Critically ill 30-year-old man with hemophagocytic lymphohistiocytosis and aspergillus on sputum culture. Invasive disease?

Patient Data

Age: 30 years
Gender: Male
ct

Multiple new (since normal CT/MRI studies from one month prior) hypodense lesions are demonstrated within the cerebral white matter bilaterally, the largest measuring 12 x 11 mm in within the left corona radiata, with ring enhancement and surrounding edema. There is mild local mass effect, no midline shift. Ventricular and sulcal pattern remains within normal limits. Significant streaking and motion artefact noted through the base of skull and posterior fossa limits assessment.

mri

There are multiple randomly distributed intra-axial subtle ring-enhancing lesions of varying size, predominately supratentorial and centered at the grey-white matter interface.
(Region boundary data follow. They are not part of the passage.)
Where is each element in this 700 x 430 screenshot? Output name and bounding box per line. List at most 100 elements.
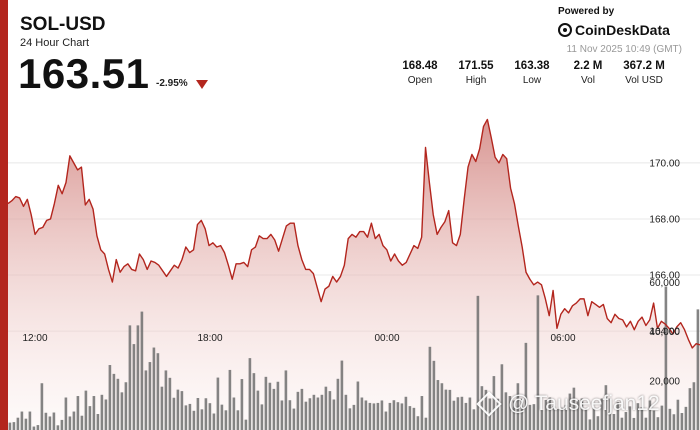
stats-panel: 168.48 Open 171.55 High 163.38 Low 2.2 M… <box>395 60 675 86</box>
volume-bar <box>456 397 460 430</box>
volume-bar <box>200 409 204 430</box>
volume-bar <box>688 388 692 430</box>
volume-bar <box>308 398 312 430</box>
volume-bar <box>344 394 348 430</box>
volume-bar <box>212 413 216 430</box>
volume-bar <box>340 360 344 430</box>
volume-bar <box>596 416 600 430</box>
volume-bar <box>128 325 132 430</box>
volume-bar <box>476 295 480 430</box>
volume-bar <box>528 404 532 430</box>
volume-bar <box>136 325 140 430</box>
volume-bar <box>360 397 364 430</box>
volume-bar <box>236 410 240 430</box>
volume-bar <box>696 309 700 430</box>
volume-bar <box>88 406 92 430</box>
volume-bar <box>580 398 584 430</box>
stat-vol-usd: 367.2 M Vol USD <box>619 60 669 86</box>
volume-bar <box>184 405 188 430</box>
stat-value: 163.38 <box>514 60 550 72</box>
volume-bar <box>12 422 16 430</box>
volume-bar <box>148 362 152 430</box>
volume-bar <box>676 399 680 430</box>
volume-bar <box>260 404 264 430</box>
volume-bar <box>124 382 128 430</box>
volume-bar <box>416 416 420 430</box>
volume-bar <box>532 404 536 430</box>
volume-bar <box>632 417 636 430</box>
stat-high: 171.55 High <box>451 60 501 86</box>
volume-bar <box>380 400 384 430</box>
timestamp: 11 Nov 2025 10:49 (GMT) <box>566 44 682 55</box>
volume-bar <box>496 398 500 430</box>
volume-bar <box>328 391 332 430</box>
time-tick-label: 18:00 <box>197 333 222 344</box>
volume-bar <box>564 404 568 430</box>
volume-bar <box>388 402 392 430</box>
volume-bar <box>672 414 676 430</box>
volume-bar <box>24 418 28 430</box>
volume-bar <box>500 364 504 430</box>
volume-bar <box>356 381 360 430</box>
stat-value: 168.48 <box>402 60 438 72</box>
volume-bar <box>680 413 684 430</box>
volume-bar <box>604 385 608 430</box>
volume-bar <box>444 389 448 430</box>
volume-bar <box>504 392 508 430</box>
volume-bar <box>44 412 48 430</box>
volume-bar <box>168 377 172 430</box>
volume-bar <box>36 425 40 430</box>
volume-bar <box>84 390 88 430</box>
volume-bar <box>216 377 220 430</box>
volume-bar <box>644 417 648 430</box>
volume-bar <box>384 411 388 430</box>
volume-bar <box>600 398 604 430</box>
volume-bar <box>220 404 224 430</box>
volume-bar <box>156 353 160 430</box>
volume-bar <box>116 378 120 430</box>
volume-bar <box>20 411 24 430</box>
volume-bar <box>552 406 556 430</box>
volume-bar <box>540 410 544 430</box>
volume-bar <box>440 383 444 430</box>
volume-bar <box>152 347 156 430</box>
volume-bar <box>652 410 656 430</box>
volume-bar <box>420 396 424 430</box>
volume-bar <box>312 394 316 430</box>
volume-bar <box>348 408 352 430</box>
volume-bar <box>164 370 168 430</box>
brand-name: CoinDeskData <box>575 22 670 38</box>
volume-bar <box>272 388 276 430</box>
volume-bar <box>636 403 640 430</box>
volume-bar <box>436 380 440 430</box>
price-tick-label: 164.00 <box>649 327 680 338</box>
volume-bar <box>592 407 596 430</box>
stat-value: 367.2 M <box>623 60 665 72</box>
volume-bar <box>196 398 200 430</box>
volume-bar <box>52 412 56 430</box>
volume-bar <box>524 342 528 430</box>
volume-bar <box>664 286 668 430</box>
volume-bar <box>452 400 456 430</box>
volume-bar <box>180 391 184 430</box>
volume-bar <box>400 403 404 430</box>
coindesk-logo-icon <box>558 23 572 37</box>
stat-label: Open <box>407 75 433 86</box>
stat-label: Vol USD <box>625 75 663 86</box>
volume-bar <box>572 387 576 430</box>
volume-bar <box>472 409 476 430</box>
volume-bar <box>160 386 164 430</box>
volume-bar <box>172 397 176 430</box>
volume-bar <box>8 422 12 430</box>
price-tick-label: 166.00 <box>649 271 680 282</box>
accent-bar <box>0 0 8 430</box>
volume-bar <box>56 425 60 430</box>
volume-bar <box>48 416 52 430</box>
price-tick-label: 170.00 <box>649 158 680 169</box>
volume-bar <box>244 419 248 430</box>
volume-bar <box>280 400 284 430</box>
stat-value: 171.55 <box>458 60 494 72</box>
volume-bar <box>316 397 320 430</box>
volume-bar <box>392 400 396 430</box>
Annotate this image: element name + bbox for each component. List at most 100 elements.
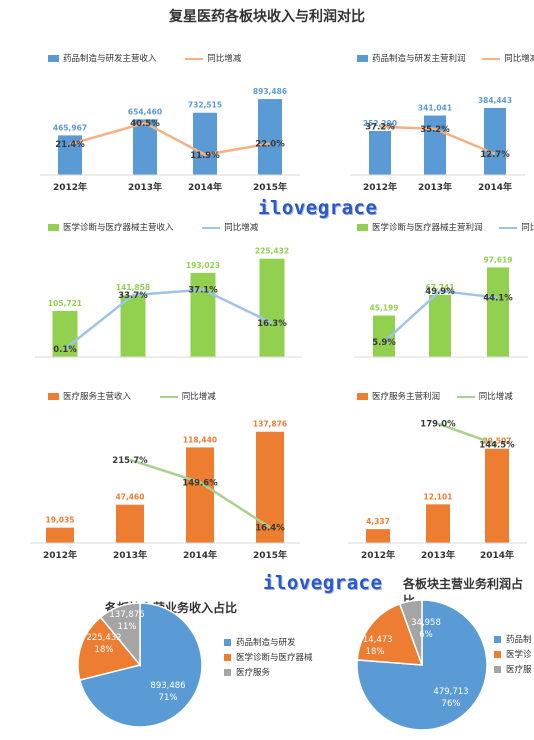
pie-legend-profit: 药品制 医学诊 医疗服 (494, 633, 532, 678)
legend-swatch (482, 57, 501, 60)
legend-swatch (48, 224, 59, 231)
bar (46, 527, 74, 543)
legend-label: 医学诊 (506, 650, 532, 660)
bar-value-label: 97,619 (484, 255, 513, 264)
growth-label: 144.5% (479, 441, 515, 451)
bar (190, 272, 216, 357)
growth-label: 35.2% (420, 125, 450, 135)
pie-percent-label: 18% (95, 645, 114, 655)
bar (256, 431, 284, 543)
bar (484, 107, 506, 175)
pie-slice (77, 616, 142, 681)
bar (366, 529, 390, 543)
bar-value-label: 12,101 (424, 492, 453, 501)
page-title: 复星医药各板块收入与利润对比 (169, 9, 365, 25)
category-label: 2013年 (128, 181, 162, 193)
bar-value-label: 29,507 (483, 437, 512, 446)
growth-line (129, 458, 271, 529)
legend-label: 医学诊断与医疗器械主营收入 (63, 223, 174, 233)
legend-service-profit: 医疗服务主营利润 同比增减 (357, 390, 534, 402)
pie-slice (356, 599, 488, 731)
category-label: 2014年 (478, 181, 512, 193)
bar (258, 99, 282, 175)
category-label: 2014年 (188, 181, 222, 193)
growth-label: 37.1% (188, 286, 218, 296)
legend-device-profit: 医学诊断与医疗器械主营利润 同比增减 (357, 221, 534, 233)
pie-value-label: 34,958 (411, 618, 441, 628)
category-label: 2015年 (253, 549, 287, 561)
legend-swatch (494, 651, 501, 658)
legend-label: 药品制 (506, 635, 532, 645)
growth-line (379, 125, 496, 156)
bar-value-label: 193,023 (186, 261, 220, 270)
bar-value-label: 252,290 (363, 119, 397, 128)
bar (120, 295, 146, 357)
growth-label: 21.4% (55, 140, 85, 150)
legend-pharma-profit: 药品制造与研发主营利润 同比增减 (357, 52, 534, 64)
growth-label: 0.1% (53, 345, 77, 355)
bar-value-label: 45,199 (370, 303, 399, 312)
bar-value-label: 465,967 (53, 123, 87, 132)
legend-swatch (224, 669, 231, 676)
legend-label: 医疗服务 (236, 668, 271, 678)
bar-value-label: 118,440 (183, 435, 217, 444)
legend-swatch (224, 639, 231, 646)
pie-value-label: 137,876 (109, 610, 144, 620)
legend-swatch (494, 666, 501, 673)
pie-value-label: 479,713 (433, 687, 468, 697)
pie-value-label: 893,486 (150, 681, 185, 691)
bar (487, 267, 509, 357)
bar (429, 294, 451, 357)
growth-label: 16.3% (257, 319, 287, 329)
bar-value-label: 19,035 (46, 516, 75, 525)
bar-value-label: 67,741 (426, 283, 455, 292)
bar-value-label: 225,432 (255, 247, 289, 256)
pie-slice (356, 602, 424, 666)
category-label: 2013年 (113, 549, 147, 561)
growth-label: 49.9% (425, 287, 455, 297)
growth-label: 5.9% (372, 338, 396, 348)
watermark-text: ilovegrace (263, 572, 383, 594)
growth-line (69, 121, 271, 157)
bar-value-label: 47,460 (116, 493, 145, 502)
legend-swatch (357, 224, 368, 231)
bar (193, 112, 217, 175)
pie-percent-label: 6% (419, 630, 433, 640)
pie-legend-revenue: 药品制造与研发 医学诊断与医疗器械 医疗服务 (224, 636, 313, 681)
bar (373, 315, 395, 357)
legend-label: 医学诊断与医疗器械主营利润 (372, 223, 483, 233)
growth-label: 40.5% (130, 119, 160, 129)
legend-label: 同比增减 (207, 54, 242, 64)
legend-swatch (48, 55, 59, 62)
bar-value-label: 893,486 (253, 87, 287, 96)
growth-label: 16.4% (255, 523, 285, 533)
category-label: 2014年 (480, 549, 514, 561)
growth-label: 11.9% (190, 151, 220, 161)
pie-value-label: 114,473 (357, 635, 392, 645)
bar-value-label: 732,515 (188, 101, 222, 110)
legend-swatch (494, 636, 501, 643)
growth-label: 33.7% (118, 291, 148, 301)
legend-swatch (202, 226, 221, 229)
bar (186, 447, 214, 543)
legend-label: 同比增减 (478, 392, 513, 402)
pie-percent-label: 11% (118, 622, 137, 632)
legend-label: 药品制造与研发 (236, 638, 296, 648)
category-label: 2012年 (53, 181, 87, 193)
pie-percent-label: 71% (159, 693, 178, 703)
legend-label: 医疗服务主营收入 (63, 392, 132, 402)
bar-value-label: 654,460 (128, 107, 162, 116)
bar-value-label: 141,858 (116, 283, 150, 292)
growth-line (64, 288, 273, 350)
legend-label: 同比增减 (504, 54, 534, 64)
pie-slice (99, 602, 141, 668)
legend-device-revenue: 医学诊断与医疗器械主营收入 同比增减 (48, 221, 284, 233)
legend-label: 同比增减 (224, 223, 259, 233)
legend-swatch (159, 395, 178, 398)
The largest of these lesions, seen at the superior aspect of the lentiform nucleus measures up to 13 mm. The lesions demonstrate peripheral T2 hyperintensity suggesting perilesional edema with a thin high T1, low T2 rim, showing susceptibility effect suggesting hemorrhage (acute). All lesions diffusion restrict. Some of the lesions are associated with the precentral gyri (motor strips) and likely account for the clinical neurology. There is further disease within the brain stem involving the right midbrain with a deposit measuring up to 7 mm, demonstrating confluent susceptibility artefact. Overall, there are multiple acute hemorrhagic cerebral abscesses, predominantly within the supratentorial brain, some of which involve the motor strips bilaterally. Although ring-enhancing lesions carry a broad list of differentials, the constellation of signal abnormalities suggests CNS aspergillosis.

Case Discussion

Hemophagocytic lymphohistiocytosis (HLH) is a relatively rare but often fatal disorder of immune activation resulting in massive self-perpetuating inflammation. It can be primary (very rare) or secondary. In this case, a definite etiology was not identified prior to patient demise. Management of this case is done via intense immune suppression with high dose chemotherapy (usually etoposide) making patients highly susceptible to opportunistic infections, as what happened to this patient. During his prolonged inpatient ICU stay, he eventually developed multifocal invasive aspergillosis with the presented brain lesions found on screening (patient was sedated and intubated at the time of diagnosis). Sadly, this young father eventually succumbed to his disease shortly after the presented imaging. No CSF or histopathological confirmation was obtained prior to his death.